When you compare the results it is clear that with an overlapping value of 1cm and a distance of 1,5 cm between the walls, the wind channels itself the most. The front wall´s right side is less affected by the wind as it is too far from the dryers direct hit. The back wall does not directly participate in channelling the wind as the distance of 5,5cm between the walls is too great. As the middle wall is placed across from the dryer it for the most setups the most exposed to the wind. However as the overlapping value increased the middle wall is less exposed to the wind and the front wall over takes the direct wind from the dryer. The distance between the walls also decrease the channelling of the wind between the walls.

This channelling, controlling of the wind with several elements could later be used to compose texture of a larger and more complex facade. And I could pursue this by changing variables such as the origin of the wind and change in the angles of the different elements.

Day 2 (03.02.2011)

New day – New hairdryer and one more piece of cardboard

Due to a change in the setup, my results in today´s experiments were, as shown on the illustration below, hard to compare with yesterday´s work. The new hairdryer was more powerful thus blowing the salt between itself and the cardboard piece away. This made it hard to see in today´s result, what happened to the salt in front of the cardboard. By placing the hairdryer at a suitable distance to the cardboard piece, this error can be avoided tomorrow.




These next illustrations show the four experiments of today (click to see the gif animations below).

Setup1 Setup2 Setup3 Setup4

Two pieces of cardboard were placed in the setup and as the salt was blown away it interacted with the pieces in different ways. The most interesting results were achieved with the second setup as the salt interacted with both pieces very distinctly. Future experiments could be investigating the changes in reaction, when two variable as shown on the illustration below are tested.

Day 1 – Phase 1 / Elements and Dynamics (02.02.2011)

Setup for this week’s experiments

  • Cardboard
  • Grid paper
  • Camera
  • Camera “tripod”
  • Salt
  • Hairdryer
  • First setup

    One small piece of cardboard is placed perpendicularly to the hairdryer.

    Then the hairdryer blows the salt against the cardboard and we see what happens.

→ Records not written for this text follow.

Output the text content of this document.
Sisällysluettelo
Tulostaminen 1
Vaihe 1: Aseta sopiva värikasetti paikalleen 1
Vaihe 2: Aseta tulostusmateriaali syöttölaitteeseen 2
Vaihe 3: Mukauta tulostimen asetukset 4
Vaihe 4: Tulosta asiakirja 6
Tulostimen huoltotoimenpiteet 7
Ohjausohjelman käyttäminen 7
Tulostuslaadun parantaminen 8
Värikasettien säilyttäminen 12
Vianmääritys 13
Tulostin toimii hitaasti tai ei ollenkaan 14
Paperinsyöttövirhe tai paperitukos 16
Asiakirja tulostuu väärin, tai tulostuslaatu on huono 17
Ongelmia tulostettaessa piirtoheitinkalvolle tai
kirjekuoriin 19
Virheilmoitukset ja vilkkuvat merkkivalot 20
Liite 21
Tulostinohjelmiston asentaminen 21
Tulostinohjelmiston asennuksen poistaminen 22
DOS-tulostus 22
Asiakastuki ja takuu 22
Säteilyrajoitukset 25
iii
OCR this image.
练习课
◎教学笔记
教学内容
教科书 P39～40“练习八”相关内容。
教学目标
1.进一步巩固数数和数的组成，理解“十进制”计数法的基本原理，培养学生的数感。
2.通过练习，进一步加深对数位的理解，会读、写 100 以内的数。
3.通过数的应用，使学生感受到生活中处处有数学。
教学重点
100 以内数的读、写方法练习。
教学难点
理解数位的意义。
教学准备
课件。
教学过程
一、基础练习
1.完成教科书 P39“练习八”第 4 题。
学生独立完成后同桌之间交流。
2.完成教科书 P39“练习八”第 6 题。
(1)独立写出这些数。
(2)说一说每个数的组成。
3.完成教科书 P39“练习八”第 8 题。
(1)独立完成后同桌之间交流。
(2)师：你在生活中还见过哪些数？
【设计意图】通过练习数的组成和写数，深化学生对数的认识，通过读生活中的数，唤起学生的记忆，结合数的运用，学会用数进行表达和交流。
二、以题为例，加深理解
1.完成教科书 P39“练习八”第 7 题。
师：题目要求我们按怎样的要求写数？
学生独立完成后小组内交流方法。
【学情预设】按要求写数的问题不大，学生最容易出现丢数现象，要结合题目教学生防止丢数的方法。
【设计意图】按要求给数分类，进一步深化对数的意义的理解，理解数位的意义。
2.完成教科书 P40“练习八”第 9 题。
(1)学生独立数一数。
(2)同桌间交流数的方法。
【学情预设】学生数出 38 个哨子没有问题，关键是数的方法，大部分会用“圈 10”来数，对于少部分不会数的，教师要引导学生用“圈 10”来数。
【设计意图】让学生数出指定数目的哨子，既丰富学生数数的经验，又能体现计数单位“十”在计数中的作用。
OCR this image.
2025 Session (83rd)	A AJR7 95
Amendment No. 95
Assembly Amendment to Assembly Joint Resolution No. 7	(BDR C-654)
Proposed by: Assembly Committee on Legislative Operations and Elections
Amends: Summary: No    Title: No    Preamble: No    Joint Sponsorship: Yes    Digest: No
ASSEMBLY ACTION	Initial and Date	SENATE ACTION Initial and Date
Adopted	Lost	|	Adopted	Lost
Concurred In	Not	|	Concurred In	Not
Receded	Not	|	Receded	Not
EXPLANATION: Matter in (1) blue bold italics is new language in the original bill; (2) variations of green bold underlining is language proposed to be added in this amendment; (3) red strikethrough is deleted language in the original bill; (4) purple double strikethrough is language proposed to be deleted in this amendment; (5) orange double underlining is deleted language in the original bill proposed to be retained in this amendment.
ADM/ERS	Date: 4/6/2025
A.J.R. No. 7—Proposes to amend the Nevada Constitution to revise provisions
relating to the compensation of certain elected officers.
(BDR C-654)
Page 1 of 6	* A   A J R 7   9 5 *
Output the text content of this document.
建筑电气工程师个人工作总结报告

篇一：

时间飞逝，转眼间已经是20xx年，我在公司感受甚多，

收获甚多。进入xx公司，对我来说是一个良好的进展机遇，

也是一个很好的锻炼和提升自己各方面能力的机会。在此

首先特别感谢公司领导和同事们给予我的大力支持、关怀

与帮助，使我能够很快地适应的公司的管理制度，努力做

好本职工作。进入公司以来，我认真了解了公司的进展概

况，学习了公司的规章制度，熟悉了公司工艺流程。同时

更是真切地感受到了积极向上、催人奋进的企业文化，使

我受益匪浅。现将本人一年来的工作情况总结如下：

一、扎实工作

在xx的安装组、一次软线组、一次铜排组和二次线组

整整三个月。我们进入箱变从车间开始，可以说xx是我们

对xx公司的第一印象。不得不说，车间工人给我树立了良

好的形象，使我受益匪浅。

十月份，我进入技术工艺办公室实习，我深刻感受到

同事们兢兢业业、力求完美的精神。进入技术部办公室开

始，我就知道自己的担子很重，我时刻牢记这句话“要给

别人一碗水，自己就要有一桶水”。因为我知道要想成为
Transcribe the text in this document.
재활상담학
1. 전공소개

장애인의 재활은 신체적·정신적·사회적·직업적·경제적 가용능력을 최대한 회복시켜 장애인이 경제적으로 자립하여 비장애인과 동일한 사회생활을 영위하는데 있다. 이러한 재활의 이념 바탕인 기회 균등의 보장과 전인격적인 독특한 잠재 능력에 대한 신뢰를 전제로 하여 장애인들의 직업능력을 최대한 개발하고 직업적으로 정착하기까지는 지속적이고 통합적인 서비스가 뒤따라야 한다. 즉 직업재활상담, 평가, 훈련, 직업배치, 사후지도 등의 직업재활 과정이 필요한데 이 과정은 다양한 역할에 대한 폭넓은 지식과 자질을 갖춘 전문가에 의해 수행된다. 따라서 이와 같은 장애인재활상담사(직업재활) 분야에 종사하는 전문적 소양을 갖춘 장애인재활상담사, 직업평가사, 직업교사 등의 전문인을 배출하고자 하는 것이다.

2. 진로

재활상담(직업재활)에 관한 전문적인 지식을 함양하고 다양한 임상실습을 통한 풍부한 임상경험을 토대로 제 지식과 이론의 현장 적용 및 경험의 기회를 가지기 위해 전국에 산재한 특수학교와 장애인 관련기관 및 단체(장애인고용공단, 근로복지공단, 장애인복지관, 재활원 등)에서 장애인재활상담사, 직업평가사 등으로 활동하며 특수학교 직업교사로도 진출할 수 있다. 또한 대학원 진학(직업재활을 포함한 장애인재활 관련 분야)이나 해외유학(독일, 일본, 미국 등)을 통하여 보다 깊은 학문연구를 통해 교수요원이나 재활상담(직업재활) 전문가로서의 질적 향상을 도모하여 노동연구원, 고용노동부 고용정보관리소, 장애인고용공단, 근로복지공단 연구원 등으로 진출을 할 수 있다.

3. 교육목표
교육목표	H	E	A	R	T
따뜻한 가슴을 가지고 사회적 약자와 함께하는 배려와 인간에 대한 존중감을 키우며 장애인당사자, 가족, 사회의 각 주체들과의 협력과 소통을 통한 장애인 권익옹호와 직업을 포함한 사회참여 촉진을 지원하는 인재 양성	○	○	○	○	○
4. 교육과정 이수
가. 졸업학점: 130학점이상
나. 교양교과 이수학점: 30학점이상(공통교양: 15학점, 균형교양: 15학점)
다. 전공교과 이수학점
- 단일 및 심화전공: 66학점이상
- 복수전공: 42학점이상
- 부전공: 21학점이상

    This is what I imagined would happen, before I had done the experiment.

    The salt would directly be pushed against the cardboard and the rest would go to the sides.

    This is what actually happened 🙂

    Cool diagram showing the time lapse.

    As shown on the illustrations above, the salt was blown symmetrically with an angle of ~45degres to each side. The air was pressed on the cardboard and had to escape on the sides. In conflict with what I had imagined, all the salt on the wind side of the cardboard had all been blown away. However some of the air had rebounded on the cardboard towards the hairdryer and this had made a pile of salt between the two objects. The symmetry is not perfect; the left side is more dominant due to possible errors in the setup.

    For part two to four, the experiments have been similar, but the cardboard has been moved in different ways giving very different results.

    Second setup

    The asymmetry in the diagram shows that the left side was more directly exposed to the hairdryer and the salt was blown with an angle of ~45degree from the side. The air on the right side however had a longer run along the cardboard and the salt was blown at smaller angle and at a shorter length.

    Third setup

    The cardboard piece was only 5mm thick, but was already working as a wind breaker pushing the air on the sides. In this experiment the right side was clearly more exposed to the drier, which moved the salt more dominantly backwards. This was again due to an error in the setup as the cardboard should have been directly across from the drier. The salt being blown backwards forms a line after leaving the board as the air from both sides is almost equal, thus not being able to blow the salt away.

    Fourth setup

    In the beginning the salt was blown symmetrically to either side. The left side was more exposed to the dryer, which blew the salt very dominantly away. The salt on the right side stopped blowing away after a few seconds.